Media Kampung – Badan Pusat Statistik (BPS) Kota Madiun mengungkapkan inflasi bulanan di bulan Juni 2026 sebesar 0,37 persen. Kenaikan harga bensin menjadi faktor utama yang memicu penurunan ini, terkait dengan penyesuaian harga BBM non-subsidi yang terjadi dua kali dalam sebulan.

Penundaan harga BBM non-subsidi pada 1 Juni 2026, kemudian kembali pada 10 Juni, memimpin tinggi inflasi. Abdul Azis, Kepala BPS Kota Madiun, menjelaskan bahwa bensin berkontribusi sebesar 0,17 persen terhadap total inflasi. “Kebijakan ini langsung memengaruhi konsumen karena biaya transportasi dan barang baku meningkat,” katanya.

Beberapa komoditas lain juga memicu penurunan harga, seperti bawang merah, beras, wortel, bawang putih, telepon seluler, pelumas, gado-gado, susu bubuk, serta tarif kereta api.
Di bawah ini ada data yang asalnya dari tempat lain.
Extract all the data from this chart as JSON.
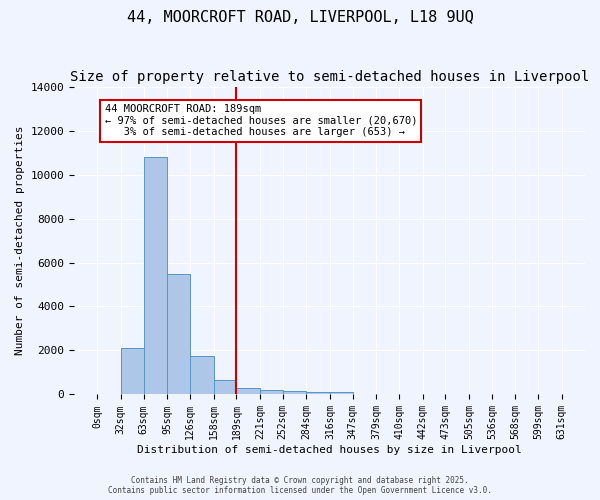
{
  "title": "44, MOORCROFT ROAD, LIVERPOOL, L18 9UQ",
  "subtitle": "Size of property relative to semi-detached houses in Liverpool",
  "xlabel": "Distribution of semi-detached houses by size in Liverpool",
  "ylabel": "Number of semi-detached properties",
  "bin_labels": [
    "0sqm",
    "32sqm",
    "63sqm",
    "95sqm",
    "126sqm",
    "158sqm",
    "189sqm",
    "221sqm",
    "252sqm",
    "284sqm",
    "316sqm",
    "347sqm",
    "379sqm",
    "410sqm",
    "442sqm",
    "473sqm",
    "505sqm",
    "536sqm",
    "568sqm",
    "599sqm",
    "631sqm"
  ],
  "bin_edges": [
    0,
    32,
    63,
    95,
    126,
    158,
    189,
    221,
    252,
    284,
    316,
    347,
    379,
    410,
    442,
    473,
    505,
    536,
    568,
    599,
    631
  ],
  "bar_heights": [
    0,
    2100,
    10800,
    5500,
    1750,
    650,
    300,
    200,
    150,
    100,
    100,
    0,
    0,
    0,
    0,
    0,
    0,
    0,
    0,
    0
  ],
  "bar_color": "#aec6e8",
  "bar_edge_color": "#5596c8",
  "property_line_x": 189,
  "property_line_color": "#cc0000",
  "ylim": [
    0,
    14000
  ],
  "annotation_text": "44 MOORCROFT ROAD: 189sqm\n← 97% of semi-detached houses are smaller (20,670)\n   3% of semi-detached houses are larger (653) →",
  "annotation_box_color": "#ffffff",
  "annotation_box_edge_color": "#cc0000",
  "background_color": "#f0f4ff",
  "grid_color": "#ffffff",
  "footer_line1": "Contains HM Land Registry data © Crown copyright and database right 2025.",
  "footer_line2": "Contains public sector information licensed under the Open Government Licence v3.0.",
  "title_fontsize": 11,
  "subtitle_fontsize": 10
}
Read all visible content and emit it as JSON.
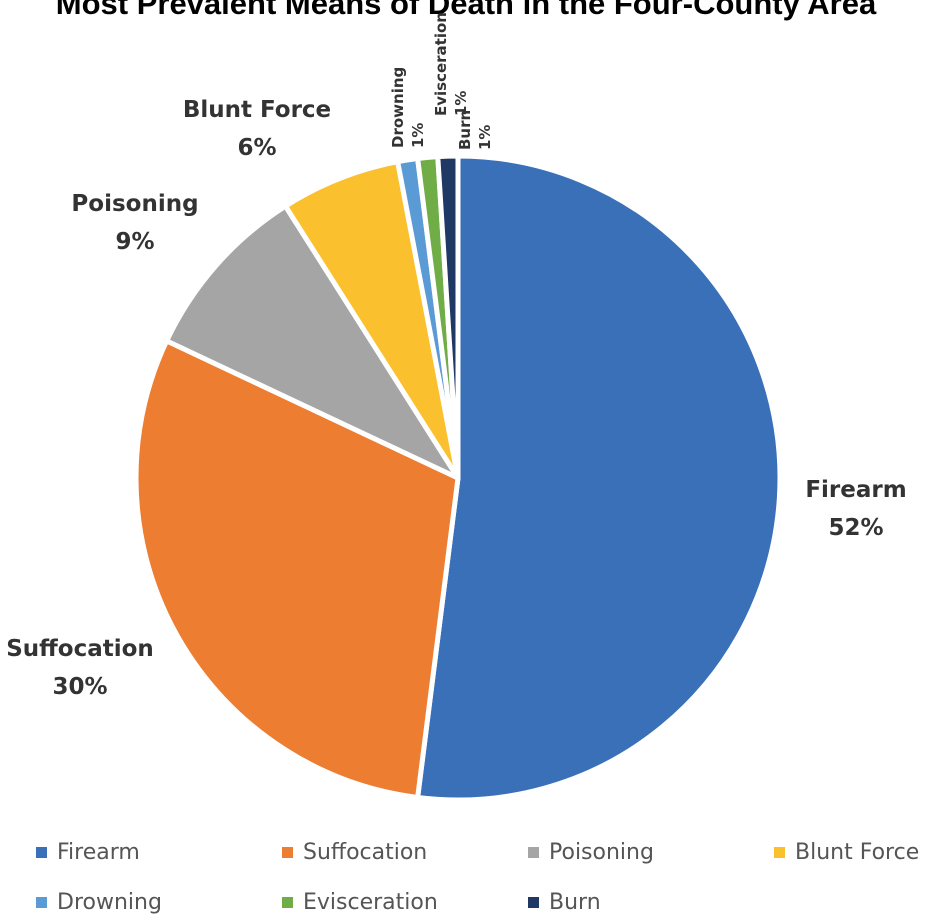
{
  "chart_data": {
    "type": "pie",
    "title": "Most Prevalent Means of Death in the Four-County Area",
    "categories": [
      "Firearm",
      "Suffocation",
      "Poisoning",
      "Blunt Force",
      "Drowning",
      "Evisceration",
      "Burn"
    ],
    "values": [
      52,
      30,
      9,
      6,
      1,
      1,
      1
    ],
    "value_labels": [
      "52%",
      "30%",
      "9%",
      "6%",
      "1%",
      "1%",
      "1%"
    ],
    "colors": [
      "#3a70b8",
      "#ed7d31",
      "#a5a5a5",
      "#fbc02d",
      "#5b9bd5",
      "#70ad47",
      "#1f3864"
    ],
    "legend_position": "bottom"
  }
}
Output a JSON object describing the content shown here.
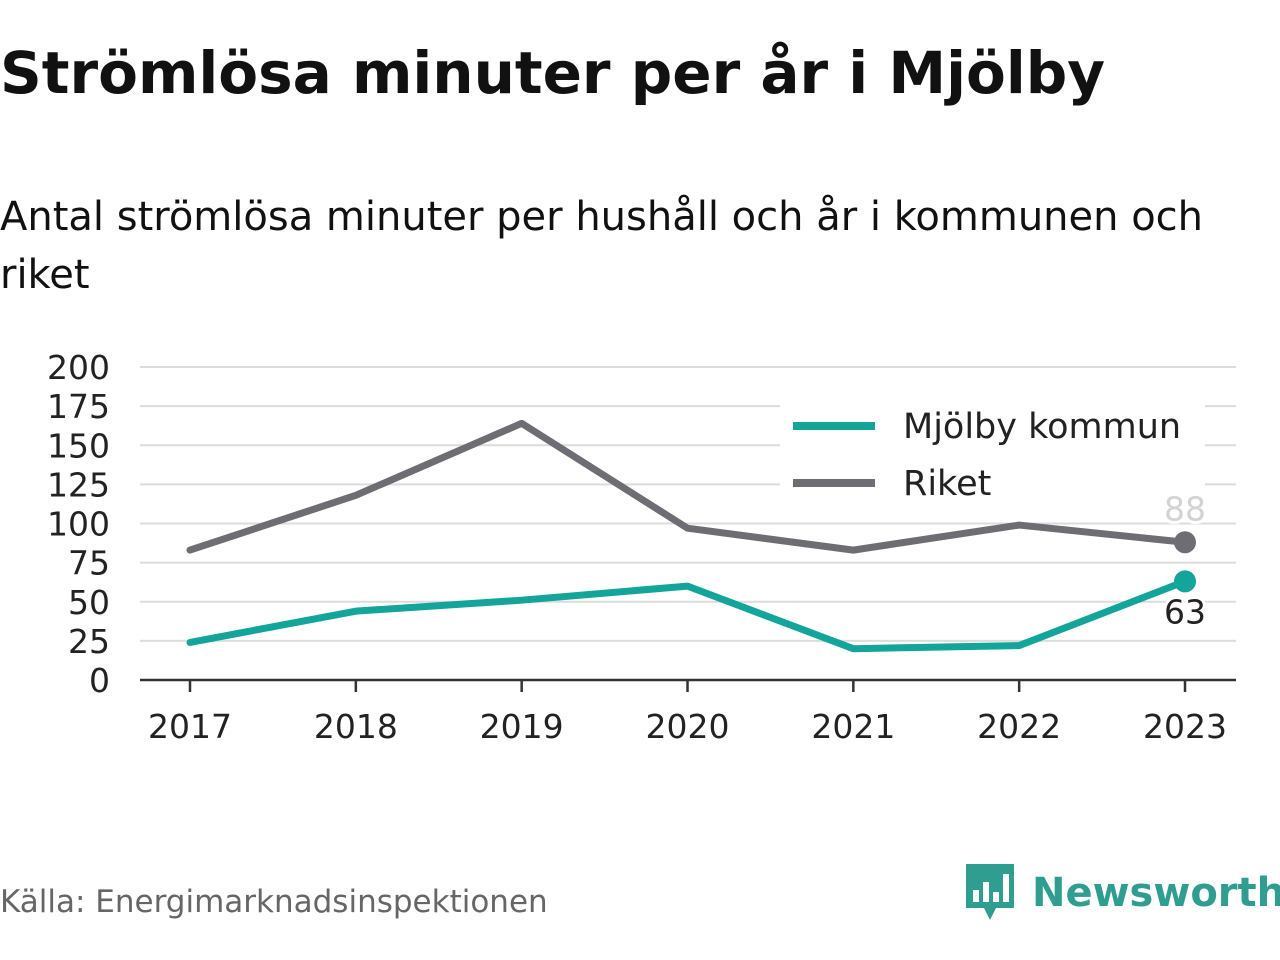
{
  "header": {
    "title": "Strömlösa minuter per år i Mjölby",
    "subtitle": "Antal strömlösa minuter per hushåll och år i kommunen och riket"
  },
  "footer": {
    "source": "Källa: Energimarknadsinspektionen",
    "brand": "Newsworthy",
    "brand_icon": "bar-chart-bubble-icon"
  },
  "chart_data": {
    "type": "line",
    "x": [
      "2017",
      "2018",
      "2019",
      "2020",
      "2021",
      "2022",
      "2023"
    ],
    "ylim": [
      0,
      200
    ],
    "yticks": [
      "0",
      "25",
      "50",
      "75",
      "100",
      "125",
      "150",
      "175",
      "200"
    ],
    "grid": true,
    "legend_position": "top-right",
    "series": [
      {
        "name": "Mjölby kommun",
        "color": "#13a49a",
        "values": [
          24,
          44,
          51,
          60,
          20,
          22,
          63
        ],
        "end_label": "63"
      },
      {
        "name": "Riket",
        "color": "#6e6d74",
        "values": [
          83,
          118,
          164,
          97,
          83,
          99,
          88
        ],
        "end_label": "88"
      }
    ]
  }
}
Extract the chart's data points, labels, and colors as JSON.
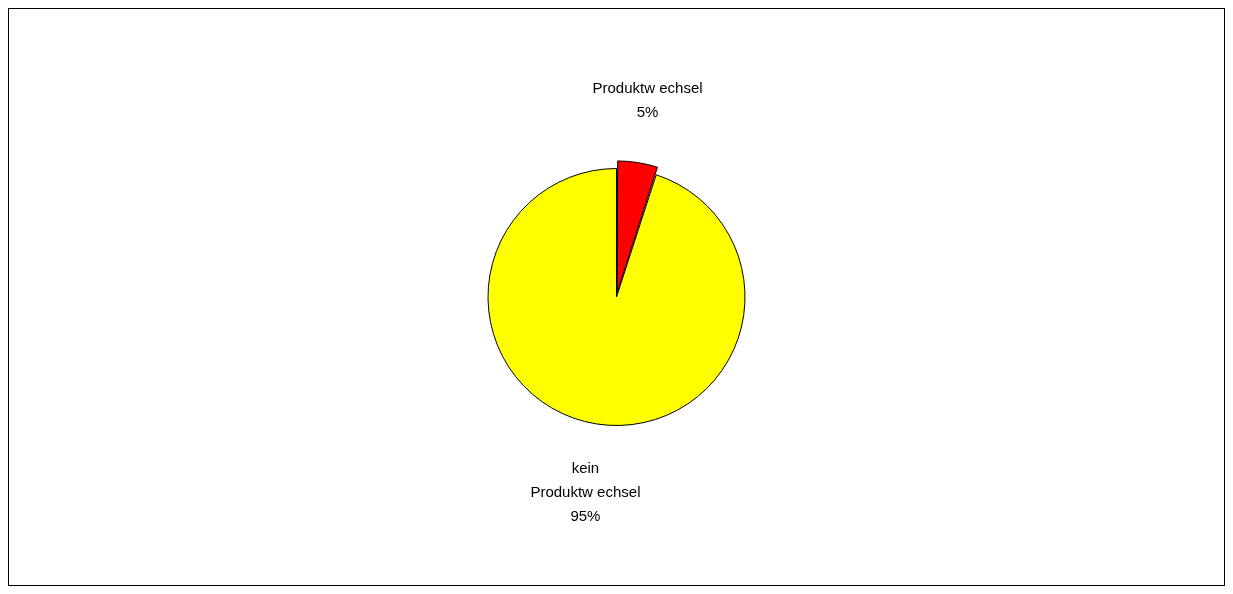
{
  "chart_data": {
    "type": "pie",
    "categories": [
      "Produktw echsel",
      "kein Produktw echsel"
    ],
    "values": [
      5,
      95
    ],
    "colors": [
      "#ff0000",
      "#ffff00"
    ],
    "value_labels": [
      "5%",
      "95%"
    ],
    "legend": false
  }
}
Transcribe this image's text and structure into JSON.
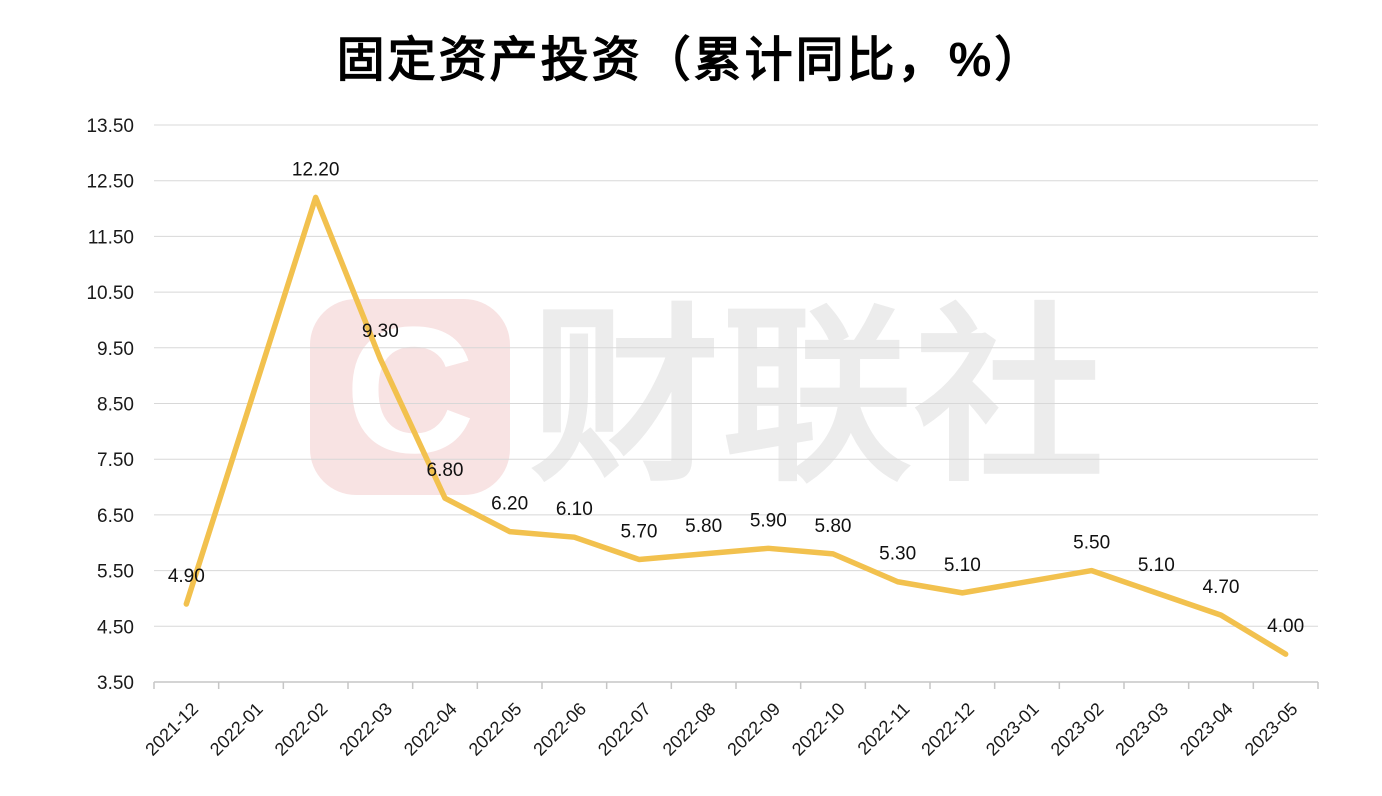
{
  "watermark": {
    "logo_letter": "C",
    "text": "财联社"
  },
  "colors": {
    "line": "#F2C14E",
    "grid": "#D8D8D8",
    "axis": "#C6C6C6",
    "title": "#000000",
    "tick_label": "#1A1A1A",
    "data_label": "#111111",
    "watermark_pink": "#F8E3E3",
    "watermark_gray": "#ECECEC"
  },
  "chart_data": {
    "type": "line",
    "title": "固定资产投资（累计同比，%）",
    "x": [
      "2021-12",
      "2022-01",
      "2022-02",
      "2022-03",
      "2022-04",
      "2022-05",
      "2022-06",
      "2022-07",
      "2022-08",
      "2022-09",
      "2022-10",
      "2022-11",
      "2022-12",
      "2023-01",
      "2023-02",
      "2023-03",
      "2023-04",
      "2023-05"
    ],
    "values": [
      4.9,
      null,
      12.2,
      9.3,
      6.8,
      6.2,
      6.1,
      5.7,
      5.8,
      5.9,
      5.8,
      5.3,
      5.1,
      null,
      5.5,
      5.1,
      4.7,
      4.0
    ],
    "data_labels": [
      "4.90",
      null,
      "12.20",
      "9.30",
      "6.80",
      "6.20",
      "6.10",
      "5.70",
      "5.80",
      "5.90",
      "5.80",
      "5.30",
      "5.10",
      null,
      "5.50",
      "5.10",
      "4.70",
      "4.00"
    ],
    "xlabel": "",
    "ylabel": "",
    "ylim": [
      3.5,
      13.5
    ],
    "ytick_step": 1.0,
    "yticks": [
      "3.50",
      "4.50",
      "5.50",
      "6.50",
      "7.50",
      "8.50",
      "9.50",
      "10.50",
      "11.50",
      "12.50",
      "13.50"
    ],
    "grid": true,
    "legend": false
  }
}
Kombinasi kenaikan ini menegaskan ruginya terkadang bersifat terjangkau.

Meski inflasi tetap di bawah batas kritis, Azis mengisikan ketentuan yang harus dipercepat. “Angka 0,37 persen masih aman, tapi kami perlu tetap memantau agar tidak sekaligus melonjak lagi,” tegasnya. Dampak dari kenaikan BBM bisa bervariasi: transportasi mahal impact harga barang, lalu pengeluaran keluarga meningkat, sehingga daya beli berkurang.

Kebijakan pemerintah daerah diharapkan lebih proaktif. Pengawasan harga harian atau mingguan disarankan untuk mencegah gejolak nanti. “Kita ingin memastikan bahwa pada akhir tahun inflasi tetap di bawah 2,5 persen,” ujar Azis.

Kenaikan harga bahan bakar menjadi sinyal bagi pemerintah untuk mempertimbangkan alternatif transportasi atau subsidi strategis. Pengalaman Madiun menjadi studi yang bermanfaat bagi daerah lain yang menghadapi tren serba naik.

Kenaikan BBM non-subsidi bukan cuma masalahLuegoan, tapi juga peminformasi chopan ekonomi yang harus dipertimbangkan. Jika pemerintah bisa menciptakan kebijakan yang fleksibel dan responsif, dampak inflasi bisa diatasi sebelum terlalu merusak.